If NAPLAN results are to improve, we need to improve student learning. Tinkering with school autonomy or lifting community engagement, for example, will do nothing unless it improves student learning.
Grattan Institute’s latest report, Targeted Teaching, shows that the most effective way to improve learning in the classroom is to target teaching to every student. This is hard work: teachers must be able to assess what each student knows now, target their teaching to what they are ready to learn next, and track each student’s progress over time.
Targeted teaching represents a significant change from business as usual in many classrooms, particularly in secondary schools. But as the NAPLAN results make clear, business as usual is not producing the outcomes we want.
Knowing where each student is starting from is the critical first step. NAPLAN results can help but they are not available until students are well into their fourth year of school.

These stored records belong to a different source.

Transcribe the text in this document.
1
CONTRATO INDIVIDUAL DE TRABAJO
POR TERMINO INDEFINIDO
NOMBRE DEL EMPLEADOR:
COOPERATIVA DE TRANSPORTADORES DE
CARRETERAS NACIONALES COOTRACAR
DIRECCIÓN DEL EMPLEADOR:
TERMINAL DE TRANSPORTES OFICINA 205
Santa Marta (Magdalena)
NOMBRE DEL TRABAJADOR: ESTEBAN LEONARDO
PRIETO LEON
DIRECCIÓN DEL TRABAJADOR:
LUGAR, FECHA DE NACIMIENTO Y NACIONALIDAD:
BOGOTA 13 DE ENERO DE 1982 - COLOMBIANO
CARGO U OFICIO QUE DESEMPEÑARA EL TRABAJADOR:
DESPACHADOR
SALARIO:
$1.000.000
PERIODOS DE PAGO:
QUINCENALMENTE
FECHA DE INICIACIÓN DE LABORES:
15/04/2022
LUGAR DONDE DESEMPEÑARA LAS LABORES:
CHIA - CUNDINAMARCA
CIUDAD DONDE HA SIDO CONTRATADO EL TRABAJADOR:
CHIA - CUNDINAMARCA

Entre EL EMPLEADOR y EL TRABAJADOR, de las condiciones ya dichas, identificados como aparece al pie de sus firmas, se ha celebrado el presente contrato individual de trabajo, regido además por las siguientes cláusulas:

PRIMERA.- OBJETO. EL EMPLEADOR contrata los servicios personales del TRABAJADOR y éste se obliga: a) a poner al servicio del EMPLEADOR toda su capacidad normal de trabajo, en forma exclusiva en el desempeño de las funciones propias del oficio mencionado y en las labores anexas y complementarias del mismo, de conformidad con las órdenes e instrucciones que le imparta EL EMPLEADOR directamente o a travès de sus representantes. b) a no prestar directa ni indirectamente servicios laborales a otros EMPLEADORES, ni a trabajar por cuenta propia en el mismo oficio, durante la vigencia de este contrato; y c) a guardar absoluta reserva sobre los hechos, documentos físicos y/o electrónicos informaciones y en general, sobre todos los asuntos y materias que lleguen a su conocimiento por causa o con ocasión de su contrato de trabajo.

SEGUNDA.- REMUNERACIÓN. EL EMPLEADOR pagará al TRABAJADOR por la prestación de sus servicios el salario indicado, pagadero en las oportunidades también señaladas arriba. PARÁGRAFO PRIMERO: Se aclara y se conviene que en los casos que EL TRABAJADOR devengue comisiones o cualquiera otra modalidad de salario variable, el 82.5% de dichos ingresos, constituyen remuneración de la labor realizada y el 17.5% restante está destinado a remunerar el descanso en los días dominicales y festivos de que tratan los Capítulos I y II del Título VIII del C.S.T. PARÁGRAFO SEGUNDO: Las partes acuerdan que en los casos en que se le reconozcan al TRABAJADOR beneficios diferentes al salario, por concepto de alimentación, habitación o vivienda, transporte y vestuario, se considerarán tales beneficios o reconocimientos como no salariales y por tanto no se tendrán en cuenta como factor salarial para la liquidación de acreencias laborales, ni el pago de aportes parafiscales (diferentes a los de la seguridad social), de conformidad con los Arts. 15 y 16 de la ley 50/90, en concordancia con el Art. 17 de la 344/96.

Teachers need more frequent and detailed assessments of learning to build an accurate picture for each student. Then they need to be able to use the data to work out how to target their teaching, based on where the student is at now.
The typical classroom has a widespread of achievement – five to eight year levels between the strongest and weakest students, on average. In a year 7 maths class, for example, there may be students working at a year 1 level while others have mastered concepts from year 8.
This spread makes it imperative to move beyond a one-size-fits-all model, in which the same year-level curriculum is covered regardless of whether it makes sense for each student. Unfortunately, this model is all too common in many schools.
Neither teachers nor schools can make these changes on their own. Governments must provide guidance and support, including the time, tools and training that teachers and schools need to adjust their approach.
Some schools are making targeted teaching a reality. In NSW, these efforts have been supported by the government’s Early Action for Success program in disadvantaged primary schools as well as by the Diocese of Parramatta in its primary and secondary schools. These initiatives help teachers to collect accurate data on each student’s learning and target their teaching in response.
Change will take time, and sustained effort. A new approach to teaching the five-year-olds who start school in 2016 won’t show up in year 3 NAPLAN results until 2019 or in year 9 results until 2025. We do know that if we keep doing the same things, we are likely to get the same outcomes. For the sake of our children, we need a better approach.